Other Mines in the Minefield

An additional risk that lawyers might face is the issue of improper referrals. The ABA’s Model Rules 7.2(b)(4) and 7.3(a) might rather easily be overstepped when accepting an improper referral from a co-tenant or, perhaps, casually soliciting business in the lunchroom. State ethics rules also typically cover referrals, solicitation, and how legal business is transacted.

A lawyer considering entering into a shared office arrangement should also notify his or her malpractice insurance agent as to the proposal since certain policies might not cover a vicarious liability claim if the lawyer omitted such an intention or fact on the application.

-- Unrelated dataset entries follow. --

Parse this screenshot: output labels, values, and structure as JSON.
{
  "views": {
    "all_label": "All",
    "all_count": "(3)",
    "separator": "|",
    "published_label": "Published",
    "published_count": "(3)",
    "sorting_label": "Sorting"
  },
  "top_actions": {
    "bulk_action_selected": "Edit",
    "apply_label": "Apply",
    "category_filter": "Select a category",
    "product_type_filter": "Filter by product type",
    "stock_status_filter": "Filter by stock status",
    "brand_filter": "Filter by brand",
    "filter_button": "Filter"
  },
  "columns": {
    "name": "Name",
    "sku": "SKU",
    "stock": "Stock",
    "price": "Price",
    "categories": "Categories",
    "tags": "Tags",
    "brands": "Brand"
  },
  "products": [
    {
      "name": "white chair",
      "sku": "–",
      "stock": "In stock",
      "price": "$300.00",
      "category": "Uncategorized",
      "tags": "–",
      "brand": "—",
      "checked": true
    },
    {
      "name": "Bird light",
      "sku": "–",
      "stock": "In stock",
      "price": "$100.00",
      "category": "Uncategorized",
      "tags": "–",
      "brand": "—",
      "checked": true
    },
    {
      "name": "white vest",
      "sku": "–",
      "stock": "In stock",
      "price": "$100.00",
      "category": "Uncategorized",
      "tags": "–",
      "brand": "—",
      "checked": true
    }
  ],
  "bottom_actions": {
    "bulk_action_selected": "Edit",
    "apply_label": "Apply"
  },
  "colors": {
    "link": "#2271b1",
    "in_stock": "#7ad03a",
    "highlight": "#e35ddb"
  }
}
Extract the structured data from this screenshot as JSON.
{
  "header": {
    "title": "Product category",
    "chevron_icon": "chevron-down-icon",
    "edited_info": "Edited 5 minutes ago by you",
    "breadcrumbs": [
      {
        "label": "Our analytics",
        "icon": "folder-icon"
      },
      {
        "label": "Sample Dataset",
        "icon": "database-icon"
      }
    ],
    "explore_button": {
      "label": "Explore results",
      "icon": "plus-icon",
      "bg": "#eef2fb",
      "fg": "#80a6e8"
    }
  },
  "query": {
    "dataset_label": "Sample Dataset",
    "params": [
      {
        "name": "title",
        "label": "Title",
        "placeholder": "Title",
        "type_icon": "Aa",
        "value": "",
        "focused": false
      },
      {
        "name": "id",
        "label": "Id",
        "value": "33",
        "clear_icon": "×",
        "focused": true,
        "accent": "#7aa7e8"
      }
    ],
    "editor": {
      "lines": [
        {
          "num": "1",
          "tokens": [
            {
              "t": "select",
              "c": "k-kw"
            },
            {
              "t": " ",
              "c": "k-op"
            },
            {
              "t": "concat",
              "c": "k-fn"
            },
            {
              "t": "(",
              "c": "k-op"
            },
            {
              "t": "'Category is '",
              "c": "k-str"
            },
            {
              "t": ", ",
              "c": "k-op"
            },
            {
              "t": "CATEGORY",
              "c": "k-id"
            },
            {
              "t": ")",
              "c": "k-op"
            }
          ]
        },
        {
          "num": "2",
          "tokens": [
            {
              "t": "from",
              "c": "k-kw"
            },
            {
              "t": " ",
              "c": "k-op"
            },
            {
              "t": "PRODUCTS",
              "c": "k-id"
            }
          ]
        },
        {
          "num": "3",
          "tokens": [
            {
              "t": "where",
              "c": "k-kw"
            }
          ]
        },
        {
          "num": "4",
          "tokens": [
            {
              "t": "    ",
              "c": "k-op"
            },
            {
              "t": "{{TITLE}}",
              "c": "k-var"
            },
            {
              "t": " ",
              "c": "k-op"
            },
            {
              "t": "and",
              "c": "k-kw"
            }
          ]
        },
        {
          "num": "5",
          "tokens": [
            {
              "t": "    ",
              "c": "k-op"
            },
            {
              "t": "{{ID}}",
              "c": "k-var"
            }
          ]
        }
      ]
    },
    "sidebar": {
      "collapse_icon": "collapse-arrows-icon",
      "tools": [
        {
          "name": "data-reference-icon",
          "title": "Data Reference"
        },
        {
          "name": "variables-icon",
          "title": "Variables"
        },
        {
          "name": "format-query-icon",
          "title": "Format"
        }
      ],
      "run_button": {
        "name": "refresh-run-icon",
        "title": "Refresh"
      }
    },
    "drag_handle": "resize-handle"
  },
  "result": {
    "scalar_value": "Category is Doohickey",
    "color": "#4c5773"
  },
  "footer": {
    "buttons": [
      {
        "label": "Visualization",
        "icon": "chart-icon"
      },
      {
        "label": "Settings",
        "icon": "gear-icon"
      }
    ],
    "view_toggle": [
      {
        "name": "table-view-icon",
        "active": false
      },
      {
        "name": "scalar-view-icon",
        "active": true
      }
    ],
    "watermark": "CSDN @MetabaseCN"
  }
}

In sum, although not prohibited, the lawyer must carefully weigh the inherent risks both as to perception and confidentiality obligations before deciding to office with a co-tenant.

Executive Summary

The Issue

What are the ethical issues that can arise when a lawyer enters into a shared-office arrangement?

The Gravamen

While not prohibited altogether, sharing office space with an unrelated firm or with a non-lawyer business is nevertheless governed by strict rules of ethics.

The Path Forward

Understand the ramifications, including the possibility of breaching ethics rules and/or offering the wrong impression to the public before deciding on sharing office space with another legal or business entity.


1. Separate and Distinct:

In any shared-office arrangement, the lawyer must make absolutely certain that his or her practice is clearly identifiable as separate and distinct from that of any co-tenant in the eyes of the public.

2. Risk Reduction:

Among the undertakings that the lawyer must perform to avoid the risk of confusion with another practice or business is to state the same clearly on all communications, to maintain distinct signage, and to ensure that the practice’s own separate phone line is answered by the common receptionist.

3. Professional Ethics Codes:

The lawyer must be fully versed in the professional ethics of the ABA and of his or her own state bar as pertains to office sharing with other practices and non-attorneys.

4. Beware of Improper Referrals:

Because the shared office environment particularly lends itself to possible violations of the rules regarding improper referral and solicitation, the attorney must be especially mindful of this and put in place measures to avoid same.